Any content produced should include different perspectives and representation, with an overall goal of inclusion, but it’s equally important that it is then pushed out to diverse audiences because that will only benefit your brand more. 

First party data and analytics are more important than ever

“You want to work with platforms and agencies who have those relationships where they can tell you all information about creators themselves from which ones are vegan to which wear glasses,” Jeffries says. “But you also need the first party data direct from those creators on their analytics.”

To effectively run a campaign, he says, you need live insights. From story views to how many followers tune in for live events, the only way brands can learn how to better optimize around a campaign is to work directly with the influencers or the platforms that have API relationships with social networks.

Live and online shopping will continue to grow

Live and online shopping in the influencer marketing space is not like the QVC television shows of days past.

“Where influencer marketing has changed the game is that the person selling to us is someone who we know, someone we’ve chosen to be interested in,” says Jeffries.

He points to companies like TikTok and Meta making big investments to help brands ‘get on the live shopping train,’ by allowing creators to come into their studios, receive training, and produce content for live shopping experiences with their partnered brands. 
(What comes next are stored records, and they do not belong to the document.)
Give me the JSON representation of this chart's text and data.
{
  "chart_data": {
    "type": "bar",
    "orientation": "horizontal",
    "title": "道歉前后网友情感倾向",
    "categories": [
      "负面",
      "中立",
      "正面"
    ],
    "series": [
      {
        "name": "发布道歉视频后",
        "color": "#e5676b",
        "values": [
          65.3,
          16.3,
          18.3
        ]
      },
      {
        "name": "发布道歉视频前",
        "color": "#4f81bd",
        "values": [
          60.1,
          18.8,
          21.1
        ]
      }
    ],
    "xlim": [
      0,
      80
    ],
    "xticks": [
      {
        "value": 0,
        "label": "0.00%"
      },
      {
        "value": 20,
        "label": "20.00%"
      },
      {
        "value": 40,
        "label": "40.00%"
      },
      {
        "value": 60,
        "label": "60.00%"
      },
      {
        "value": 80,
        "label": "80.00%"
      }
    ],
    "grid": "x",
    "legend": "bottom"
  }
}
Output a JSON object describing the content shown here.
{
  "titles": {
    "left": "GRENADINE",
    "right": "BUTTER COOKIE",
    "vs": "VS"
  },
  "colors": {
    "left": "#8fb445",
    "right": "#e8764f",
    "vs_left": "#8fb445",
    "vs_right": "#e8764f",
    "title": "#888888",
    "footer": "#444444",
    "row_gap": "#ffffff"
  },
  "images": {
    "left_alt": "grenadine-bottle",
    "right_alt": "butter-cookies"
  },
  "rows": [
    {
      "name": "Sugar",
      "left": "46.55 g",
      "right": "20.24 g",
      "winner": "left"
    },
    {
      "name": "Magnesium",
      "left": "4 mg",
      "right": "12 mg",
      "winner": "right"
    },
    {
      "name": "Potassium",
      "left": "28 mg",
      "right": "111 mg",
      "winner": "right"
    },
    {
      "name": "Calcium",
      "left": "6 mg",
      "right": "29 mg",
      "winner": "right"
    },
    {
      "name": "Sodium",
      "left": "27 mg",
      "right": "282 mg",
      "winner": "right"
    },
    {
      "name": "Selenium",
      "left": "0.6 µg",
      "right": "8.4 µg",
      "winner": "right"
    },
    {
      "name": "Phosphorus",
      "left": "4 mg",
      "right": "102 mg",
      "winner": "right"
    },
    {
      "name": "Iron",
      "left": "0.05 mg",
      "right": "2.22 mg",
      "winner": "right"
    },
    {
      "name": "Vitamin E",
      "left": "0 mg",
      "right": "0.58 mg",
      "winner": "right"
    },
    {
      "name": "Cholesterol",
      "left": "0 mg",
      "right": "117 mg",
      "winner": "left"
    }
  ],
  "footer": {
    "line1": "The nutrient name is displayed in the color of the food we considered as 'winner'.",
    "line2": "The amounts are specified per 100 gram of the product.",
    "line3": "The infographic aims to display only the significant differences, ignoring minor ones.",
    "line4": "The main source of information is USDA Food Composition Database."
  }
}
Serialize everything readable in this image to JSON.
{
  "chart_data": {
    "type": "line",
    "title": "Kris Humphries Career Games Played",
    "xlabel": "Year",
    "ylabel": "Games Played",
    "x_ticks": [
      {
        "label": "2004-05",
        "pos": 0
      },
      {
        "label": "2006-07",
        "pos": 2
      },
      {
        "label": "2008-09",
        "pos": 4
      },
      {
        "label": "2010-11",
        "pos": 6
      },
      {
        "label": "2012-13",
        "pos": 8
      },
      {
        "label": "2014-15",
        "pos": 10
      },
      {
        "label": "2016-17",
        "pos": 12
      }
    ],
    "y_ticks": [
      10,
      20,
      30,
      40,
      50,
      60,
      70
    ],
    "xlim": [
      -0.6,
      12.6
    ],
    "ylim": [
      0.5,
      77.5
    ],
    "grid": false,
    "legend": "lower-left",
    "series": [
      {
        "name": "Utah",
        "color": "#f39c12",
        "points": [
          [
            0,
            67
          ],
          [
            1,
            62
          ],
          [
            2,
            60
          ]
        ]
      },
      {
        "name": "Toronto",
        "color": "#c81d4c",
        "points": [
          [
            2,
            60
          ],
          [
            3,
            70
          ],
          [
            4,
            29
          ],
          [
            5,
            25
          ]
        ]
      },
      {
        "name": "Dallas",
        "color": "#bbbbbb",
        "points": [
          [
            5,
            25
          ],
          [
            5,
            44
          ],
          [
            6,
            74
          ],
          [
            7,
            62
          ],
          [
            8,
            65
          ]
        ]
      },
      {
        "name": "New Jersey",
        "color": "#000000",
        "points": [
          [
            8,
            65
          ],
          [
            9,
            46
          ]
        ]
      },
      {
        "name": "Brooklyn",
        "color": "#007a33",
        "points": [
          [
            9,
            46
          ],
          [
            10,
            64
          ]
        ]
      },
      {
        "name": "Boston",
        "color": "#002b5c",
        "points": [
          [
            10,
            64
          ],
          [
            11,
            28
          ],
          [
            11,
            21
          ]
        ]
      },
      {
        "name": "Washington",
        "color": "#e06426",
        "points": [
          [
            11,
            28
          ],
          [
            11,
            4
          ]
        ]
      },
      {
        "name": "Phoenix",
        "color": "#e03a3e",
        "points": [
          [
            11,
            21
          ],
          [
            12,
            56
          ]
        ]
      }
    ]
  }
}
Be prepared to test out new platforms quickly – yes, that means the metaverse

In just three years, TikTok has gone from a little-known social media platform to a major player. According to Hootesuite’s 2022 Social Trends survey, 24% of marketers consider it an effective avenue to reach their business goals, compared to just 3% in 2021 — a 700% increase in one year.

“Ultimately if you can test and learn and be earlier adopters, you can help shape things versus trying to eventually get onto the bandwagon later where the cost per mile will be so much higher,” Jeffries says.

So, what’s next? Jeffries sees the metaverse as a great thing for the future of influencer marketing as it creates even more of a segmented sphere for them to interact with followers.

“What we are seeing is creators having the ability to foster closer, more highly engaged relationships with their audience. By creating things like NFTs and tokens that give their followers deeper access, where they can feel like super fans.”

At the end of the day, Jeffries says, brands must remember that influencer marketing is simply word-of-mouth marketing. The key thing is to have a suitable test size when trying new platforms to give yourself a chance for success.

“In the past, people have tried to test with small budgets, and they don’t see the success they want. But think about how influencer marketing works: You need as many people as possible to be talking to get that effect. It doesn’t have to be super expensive, but there has to be a suitable investment to match the strategy choice for your brand.”